Shamshiri Restaurant is open for takeout, delivery and dine-in. Masks are currently not mandatory and hand sanitizer is at the counter.
Shamshiri Restaurant is named after one of the oldest and most famous kebab shops in Tehran, Iran.
Chelo kebab, an Iranian dish of steamed rice and some sort of meat grilled on a skewer, grew in popularity partly due to the restaurant that's dealt in delicious kebab in the capital city's historical bazaar since 1941.
The Shamshiri that's situated along Sheppard Avenue East between Yonge and Bayview in North York follows in its footsteps, making up varieties of koobideh, kebab torsh, lamb shishlik, and other Persian specialties.
Here, you can get one or two skewers on a plate, in a wrap, or feed a group of hangry people with a filling family combo.
One of the four family options on the menu comes with one skewer of marinated veal tenderloin, one skewer of boneless chicken leg (upgrade to breast for $2) and two skewers of ground beef koobideh for just under $60.
The chicken is marinated with saffron to give it both an intense flavour and a vibrant yellow hue and spends just a short time on the grill to come out juicy and tender.
The feast comes with grilled tomato and long hot pepper, as well as, a large helping of saffron basmati rice, two garden salads and two drinks.
The nicely marinated selection of meat goes well with a side of creamy yogurt, which come in flavour options of cucumber and mint and spinach and garlic.
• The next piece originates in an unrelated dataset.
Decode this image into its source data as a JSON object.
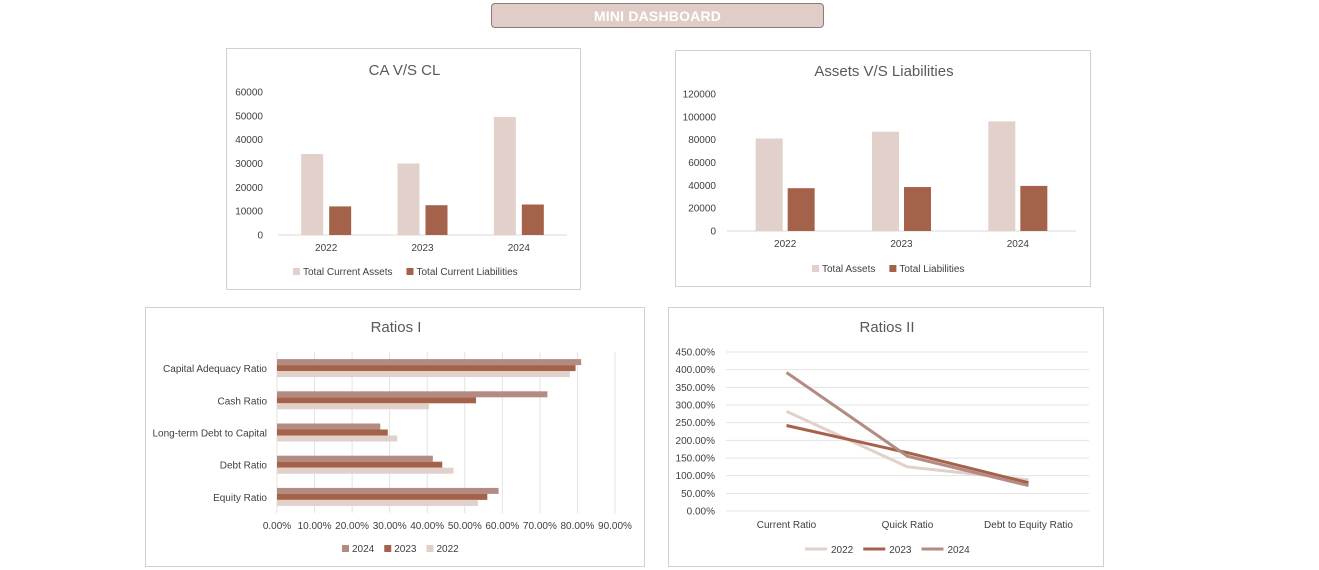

My personal favourite, mast-o-musir ($7.99) is mixed with Persian shallots and has just a faint taste of garlic.
Zeytoon parvardeh ($10.99) is a popular starter from Iran consisting of green olives marinated in a paste of fresh herbs, garlic, walnuts and pomegranates.
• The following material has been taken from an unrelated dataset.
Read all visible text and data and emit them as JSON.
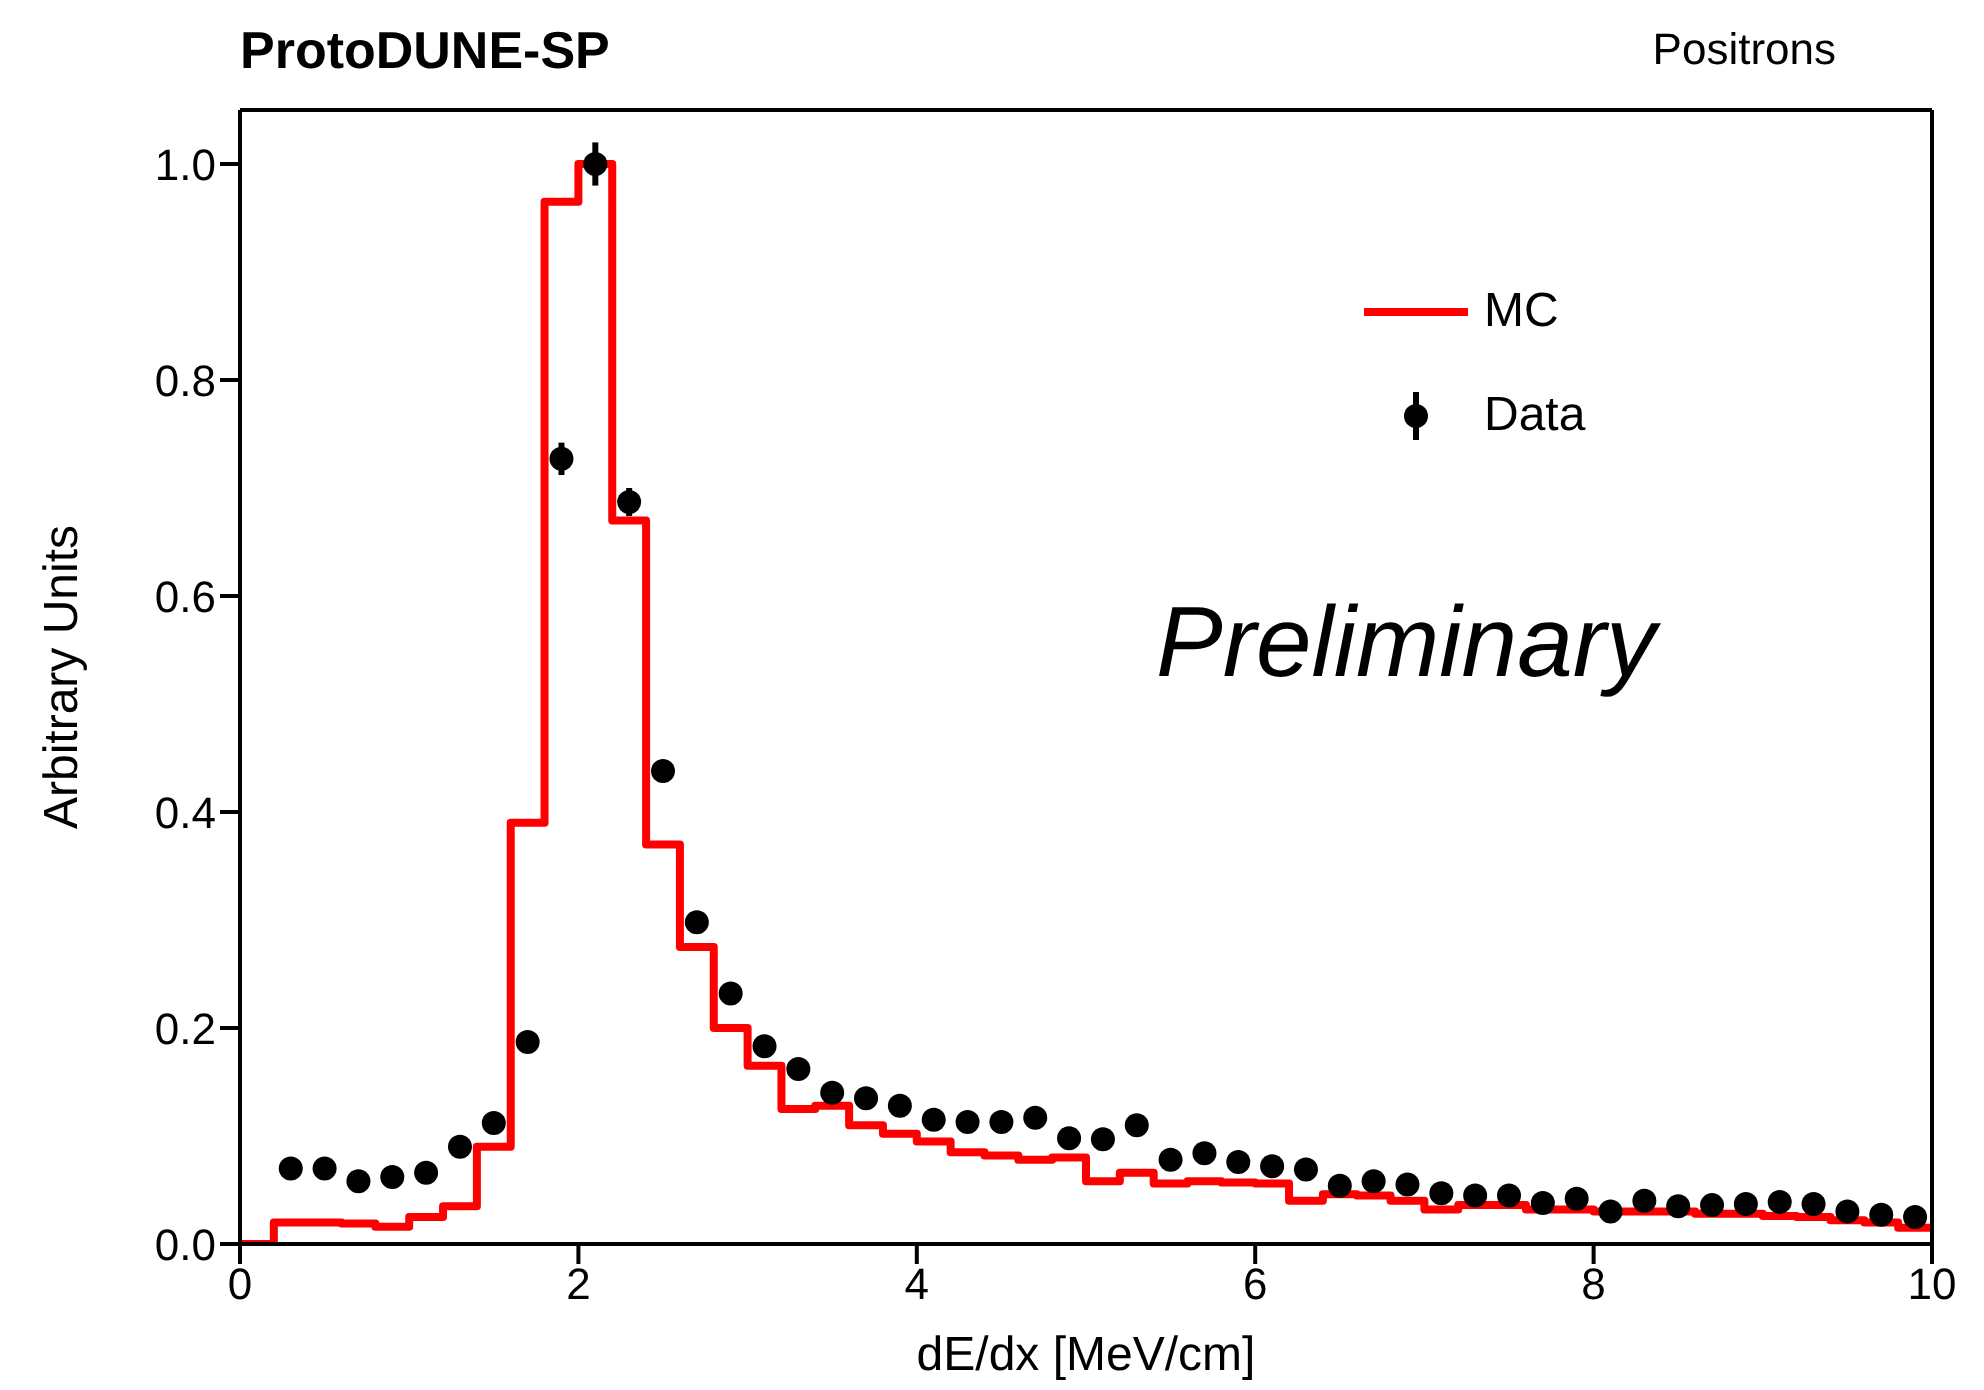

Also on the menu are a few other signature dishes like baghali polo, zereshk polo morgh, mirza ghassemi and Persian-style stews.
When it comes to the gheimeh stew ($15.99), pour some Hickory Sticks over top as a crunchy garnish.
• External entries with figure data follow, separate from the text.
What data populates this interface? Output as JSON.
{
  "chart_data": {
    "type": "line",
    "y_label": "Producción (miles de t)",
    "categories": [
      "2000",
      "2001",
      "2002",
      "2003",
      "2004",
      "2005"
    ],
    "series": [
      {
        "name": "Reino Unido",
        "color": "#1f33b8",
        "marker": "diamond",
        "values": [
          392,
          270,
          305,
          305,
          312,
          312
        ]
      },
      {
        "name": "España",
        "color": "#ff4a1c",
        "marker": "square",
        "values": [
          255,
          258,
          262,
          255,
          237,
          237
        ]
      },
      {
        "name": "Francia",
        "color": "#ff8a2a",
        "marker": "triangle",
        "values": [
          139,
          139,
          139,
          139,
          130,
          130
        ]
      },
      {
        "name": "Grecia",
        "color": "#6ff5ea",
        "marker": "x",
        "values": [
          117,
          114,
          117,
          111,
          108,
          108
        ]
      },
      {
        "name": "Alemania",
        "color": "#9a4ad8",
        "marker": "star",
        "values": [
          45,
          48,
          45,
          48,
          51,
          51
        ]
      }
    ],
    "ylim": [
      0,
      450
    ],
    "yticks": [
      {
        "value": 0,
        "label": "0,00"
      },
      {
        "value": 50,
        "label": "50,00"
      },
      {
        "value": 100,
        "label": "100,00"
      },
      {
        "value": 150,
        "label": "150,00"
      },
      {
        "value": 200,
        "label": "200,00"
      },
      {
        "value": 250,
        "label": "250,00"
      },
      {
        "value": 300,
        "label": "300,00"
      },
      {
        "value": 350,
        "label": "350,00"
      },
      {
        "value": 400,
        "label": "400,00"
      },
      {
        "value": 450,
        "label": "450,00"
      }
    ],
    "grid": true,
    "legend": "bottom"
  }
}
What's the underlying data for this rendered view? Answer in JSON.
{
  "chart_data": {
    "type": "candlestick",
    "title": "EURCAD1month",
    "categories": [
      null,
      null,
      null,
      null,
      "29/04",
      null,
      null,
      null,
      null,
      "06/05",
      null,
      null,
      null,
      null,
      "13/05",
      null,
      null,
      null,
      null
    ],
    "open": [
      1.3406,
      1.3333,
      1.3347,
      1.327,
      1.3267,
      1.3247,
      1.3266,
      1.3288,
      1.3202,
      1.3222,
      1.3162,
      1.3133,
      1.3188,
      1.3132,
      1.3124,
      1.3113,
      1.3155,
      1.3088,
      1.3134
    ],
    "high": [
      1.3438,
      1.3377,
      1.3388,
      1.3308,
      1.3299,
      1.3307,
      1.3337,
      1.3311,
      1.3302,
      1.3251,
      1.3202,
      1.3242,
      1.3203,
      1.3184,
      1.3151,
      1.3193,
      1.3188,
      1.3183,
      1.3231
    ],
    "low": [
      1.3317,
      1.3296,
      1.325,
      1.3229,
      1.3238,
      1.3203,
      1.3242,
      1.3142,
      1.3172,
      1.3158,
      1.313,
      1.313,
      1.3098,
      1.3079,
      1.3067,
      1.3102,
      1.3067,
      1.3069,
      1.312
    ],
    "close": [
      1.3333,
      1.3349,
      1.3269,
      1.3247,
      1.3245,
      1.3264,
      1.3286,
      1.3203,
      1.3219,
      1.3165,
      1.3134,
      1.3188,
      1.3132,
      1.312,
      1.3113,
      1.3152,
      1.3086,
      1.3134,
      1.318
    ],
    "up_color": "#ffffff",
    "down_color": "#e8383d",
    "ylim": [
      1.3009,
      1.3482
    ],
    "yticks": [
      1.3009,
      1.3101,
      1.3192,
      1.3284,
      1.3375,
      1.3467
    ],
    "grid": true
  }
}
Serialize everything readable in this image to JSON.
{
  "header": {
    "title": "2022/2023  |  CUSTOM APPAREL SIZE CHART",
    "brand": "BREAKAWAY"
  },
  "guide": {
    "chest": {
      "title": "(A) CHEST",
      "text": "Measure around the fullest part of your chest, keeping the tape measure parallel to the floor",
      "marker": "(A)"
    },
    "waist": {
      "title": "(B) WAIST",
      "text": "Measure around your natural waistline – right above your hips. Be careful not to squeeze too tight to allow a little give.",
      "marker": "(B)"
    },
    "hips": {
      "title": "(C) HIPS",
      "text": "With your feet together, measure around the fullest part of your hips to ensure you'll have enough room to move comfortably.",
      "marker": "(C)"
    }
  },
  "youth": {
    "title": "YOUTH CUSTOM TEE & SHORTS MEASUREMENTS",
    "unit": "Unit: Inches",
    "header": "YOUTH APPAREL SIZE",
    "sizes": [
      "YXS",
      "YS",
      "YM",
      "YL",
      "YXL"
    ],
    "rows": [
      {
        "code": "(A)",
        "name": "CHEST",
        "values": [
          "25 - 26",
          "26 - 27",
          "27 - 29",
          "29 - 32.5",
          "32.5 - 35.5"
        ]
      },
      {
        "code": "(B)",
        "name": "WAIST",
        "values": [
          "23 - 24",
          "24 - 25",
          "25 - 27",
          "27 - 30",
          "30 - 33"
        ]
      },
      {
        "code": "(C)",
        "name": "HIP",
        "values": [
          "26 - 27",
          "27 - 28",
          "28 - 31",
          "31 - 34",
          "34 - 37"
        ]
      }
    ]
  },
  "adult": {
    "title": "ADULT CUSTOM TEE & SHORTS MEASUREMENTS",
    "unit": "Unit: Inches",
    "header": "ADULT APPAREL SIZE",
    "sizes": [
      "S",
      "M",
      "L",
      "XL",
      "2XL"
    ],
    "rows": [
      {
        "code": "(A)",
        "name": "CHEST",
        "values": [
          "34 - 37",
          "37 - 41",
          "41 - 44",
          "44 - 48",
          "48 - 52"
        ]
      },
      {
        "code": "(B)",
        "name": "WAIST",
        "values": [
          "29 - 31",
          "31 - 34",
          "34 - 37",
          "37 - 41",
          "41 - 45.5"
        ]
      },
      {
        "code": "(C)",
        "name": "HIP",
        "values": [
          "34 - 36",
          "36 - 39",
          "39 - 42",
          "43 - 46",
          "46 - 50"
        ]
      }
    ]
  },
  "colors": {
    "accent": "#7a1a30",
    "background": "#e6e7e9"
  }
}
The classic veal stew is made with yellow split peas, tomato paste and Limoo Oman, a Persian dried lime powder and served with saffron basmati rice.
Wash everything down with a bottle of homemade doogh ($4.99), a dairy beverage that combines milk and yogurt.
The casual restaurant with bright red walls mostly focuses on takeout orders, though it does have a small indoor dining section with about 20 seats where you can bring your meal after ordering at the counter.
Find a selection of homemade mixed pickles ($5.50) and sour torshak ($4.50) made with a combination of apricot, pomegranate and sour cherry available for purchase.
Not far from that are a few different Middle Eastern desserts ($9.99).